This commentary by Marion Maneker is available to AMMpro subscribers. (The first month of AMMpro is free and subscribers are welcome to sign up for the first month and cancel before they are billed.)
Katya Kazakina previews the Warhol retrospective that opens at the Whitney on November 12. If you can believe it, the show is the first major US exhibition of Warhol in almost 30 years. With 350 works, including loans from Peter Brant, José Mugrabi and Larry Gagosian (the three pillars of the Warhol market), the show ought to have been driving sales for the last 8 months leading up to the show. That’s what normally happens when a major artist gets a major show originating at a major New York museum and traveling to the Art Institute of Chicago and SFMoMA.
Instead, as Kazakina points out, the offerings in the Contemporary art evening sales are spare and lackluster (though the Gun is striking and impressive.) Here’s her description in Bloomberg:
- “Collectors at auctions in New York next month won’t have the chance to bid on paintings of that caliber. The most expensive Warhol on offer is “Gun" (1981-82), estimated at $7 million to $10 million at Phillips. Christie’s lists “Birth of Venus (After Botticelli)" from 1984 at $2.5 million to $3.5 million. The same work failed to sell in London in March when it was estimated at 4.5 million pounds ($6.2 million) to 6.5 million pounds.”

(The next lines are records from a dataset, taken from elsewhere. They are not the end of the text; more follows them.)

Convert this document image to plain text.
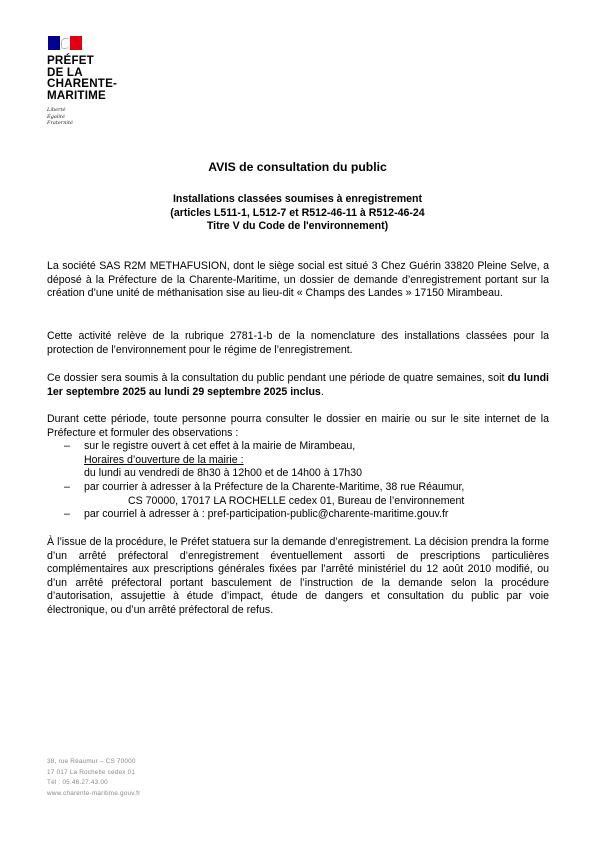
PRÉFET
DE LA
CHARENTE-
MARITIME
Liberté
Égalité
Fraternité
AVIS de consultation du public
Installations classées soumises à enregistrement
(articles L511-1, L512-7 et R512-46-11 à R512-46-24
Titre V du Code de l'environnement)
La société SAS R2M METHAFUSION, dont le siège social est situé 3 Chez Guérin 33820 Pleine Selve, a déposé à la Préfecture de la Charente-Maritime, un dossier de demande d’enregistrement portant sur la création d’une unité de méthanisation sise au lieu-dit « Champs des Landes » 17150 Mirambeau.
Cette activité relève de la rubrique 2781-1-b de la nomenclature des installations classées pour la protection de l’environnement pour le régime de l’enregistrement.
Ce dossier sera soumis à la consultation du public pendant une période de quatre semaines, soit du lundi 1er septembre 2025 au lundi 29 septembre 2025 inclus.
Durant cette période, toute personne pourra consulter le dossier en mairie ou sur le site internet de la Préfecture et formuler des observations :
– sur le registre ouvert à cet effet à la mairie de Mirambeau,
Horaires d’ouverture de la mairie :
du lundi au vendredi de 8h30 à 12h00 et de 14h00 à 17h30
– par courrier à adresser à la Préfecture de la Charente-Maritime, 38 rue Réaumur,
CS 70000, 17017 LA ROCHELLE cedex 01, Bureau de l’environnement
– par courriel à adresser à : pref-participation-public@charente-maritime.gouv.fr
À l’issue de la procédure, le Préfet statuera sur la demande d’enregistrement. La décision prendra la forme d’un arrêté préfectoral d’enregistrement éventuellement assorti de prescriptions particulières complémentaires aux prescriptions générales fixées par l’arrêté ministériel du 12 août 2010 modifié, ou d’un arrêté préfectoral portant basculement de l’instruction de la demande selon la procédure d’autorisation, assujettie à étude d’impact, étude de dangers et consultation du public par voie électronique, ou d’un arrêté préfectoral de refus.
38, rue Réaumur – CS 70000
17 017 La Rochelle cedex 01
Tél : 05.46.27.43.00
www.charente-maritime.gouv.fr
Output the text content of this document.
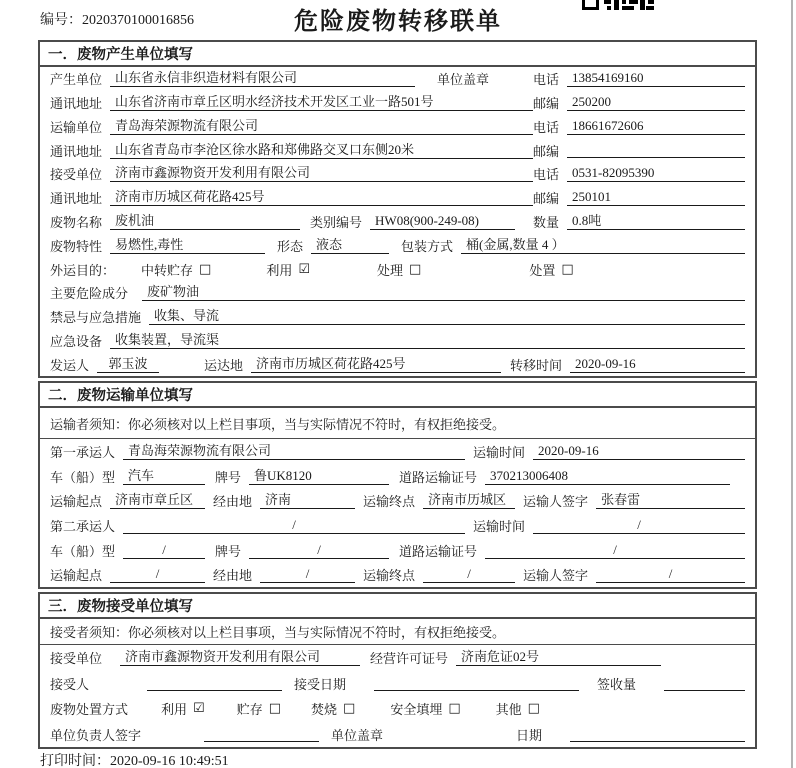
编号：2020370100016856	危险废物转移联单
一．废物产生单位填写
产生单位	山东省永信非织造材料有限公司	单位盖章	电话	13854169160
通讯地址	山东省济南市章丘区明水经济技术开发区工业一路501号	邮编	250200
运输单位	青岛海荣源物流有限公司	电话	18661672606
通讯地址	山东省青岛市李沧区徐水路和郑佛路交叉口东侧20米	邮编
接受单位	济南市鑫源物资开发利用有限公司	电话	0531-82095390
通讯地址	济南市历城区荷花路425号	邮编	250101
废物名称	废机油	类别编号	HW08(900-249-08)	数量	0.8吨
废物特性	易燃性,毒性	形态	液态	包装方式	桶(金属,数量 4 ）
外运目的： 中转贮存 □	利用 ☑	处理 □	处置 □
主要危险成分	废矿物油
禁忌与应急措施	收集、导流
应急设备	收集装置，导流渠
发运人	郭玉波	运达地	济南市历城区荷花路425号	转移时间	2020-09-16
二．废物运输单位填写
运输者须知：你必须核对以上栏目事项，当与实际情况不符时，有权拒绝接受。
第一承运人	青岛海荣源物流有限公司	运输时间	2020-09-16
车（船）型	汽车	牌号	鲁UK8120	道路运输证号	370213006408
运输起点	济南市章丘区	经由地	济南	运输终点	济南市历城区	运输人签字	张春雷
第二承运人	/	运输时间	/
车（船）型	/	牌号	/	道路运输证号	/
运输起点	/	经由地	/	运输终点	/	运输人签字	/
三．废物接受单位填写
接受者须知：你必须核对以上栏目事项，当与实际情况不符时，有权拒绝接受。
接受单位	济南市鑫源物资开发利用有限公司	经营许可证号	济南危证02号
接受人	接受日期	签收量
废物处置方式	利用 ☑ 贮存 □ 焚烧 □	安全填埋 □	其他 □
单位负责人签字	单位盖章	日期
打印时间：2020-09-16 10:49:51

So, what happened to the Warhol market? No one involved in Contemporary art has lost respect for Warhol. And the private sale of S.I. Newhouse’s Orange Marilyn for a rumored $250m late last year both validates that and provides evidence that the Warhol market is quite weak. Elsewhere, we’ve argued that $200m or more for Orange Marilyn is a relatively soft price. One can make an argument that gets the price close to $320m. Just as a telling, the Newhouse family’s agent chose not to make the rounds with Orange Marilyn (or sell it auction even though other works from the Newhouse estate are coming to auction now under the same advisor’s hand.) A legendary work with a long list of potential buyers, Orange Marilyn probably didn’t need an auction to get some competition going. That never happened because Kenneth Griffin is said to have made an exclusive deal.